Definitely try a more positive approach - the advice is usually to 'reward good behaviour, ignore bad behaviour' - the theory being that when a child behaves badly they are seeking attention, so by withdrawing attention they make the link that bad behaviour doesn't get what they want. It sounds like you might need to adapt this for your ds if he likes to be on his own anyway.

We have a sad book that we write ds' name in if he's naughty, and a happy book if he's particularly good. Also sticker charts. I found at age 3 that ds' behaviour was directly linked to how much tv he'd watched that or the previous day, so tried to limit that to after 5 o clock.

Boys all seem to have a bad year at age 3. They improve at 4!!! Seriously, all my friends with boys have been very smug at breezing through the 2s, only to be hit by appalling behaviour at age 3!
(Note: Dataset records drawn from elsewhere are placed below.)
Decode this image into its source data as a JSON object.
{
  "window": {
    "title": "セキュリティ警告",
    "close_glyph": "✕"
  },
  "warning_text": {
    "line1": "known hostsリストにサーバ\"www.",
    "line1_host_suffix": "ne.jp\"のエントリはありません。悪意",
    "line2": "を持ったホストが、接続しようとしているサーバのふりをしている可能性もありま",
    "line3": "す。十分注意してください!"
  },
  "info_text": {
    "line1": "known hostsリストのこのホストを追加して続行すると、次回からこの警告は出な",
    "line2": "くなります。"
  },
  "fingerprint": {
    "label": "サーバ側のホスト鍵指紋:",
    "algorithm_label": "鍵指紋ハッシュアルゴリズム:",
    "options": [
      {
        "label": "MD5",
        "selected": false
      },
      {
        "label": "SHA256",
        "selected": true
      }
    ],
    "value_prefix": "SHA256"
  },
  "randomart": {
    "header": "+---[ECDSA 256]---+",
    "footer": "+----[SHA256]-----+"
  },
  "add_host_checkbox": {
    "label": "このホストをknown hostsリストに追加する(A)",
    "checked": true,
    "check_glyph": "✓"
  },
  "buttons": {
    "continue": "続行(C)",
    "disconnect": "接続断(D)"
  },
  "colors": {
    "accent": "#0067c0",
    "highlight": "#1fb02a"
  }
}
Tantrums, I take the line that they are a symptom of the child being out of control, so neither punish nor reward them. So if ds wanted something and I said no, he might have a tantrum, I would ignore the tantrum, but the tantrum would not change the outcome of the what I'd said no to. Similarly I wouldn't let a tantrum remove a treat, because I really don't think they can help them! Mixture of rage and frustration. Ds doesn't have them anymore (age 4), dd is just starting at age 2!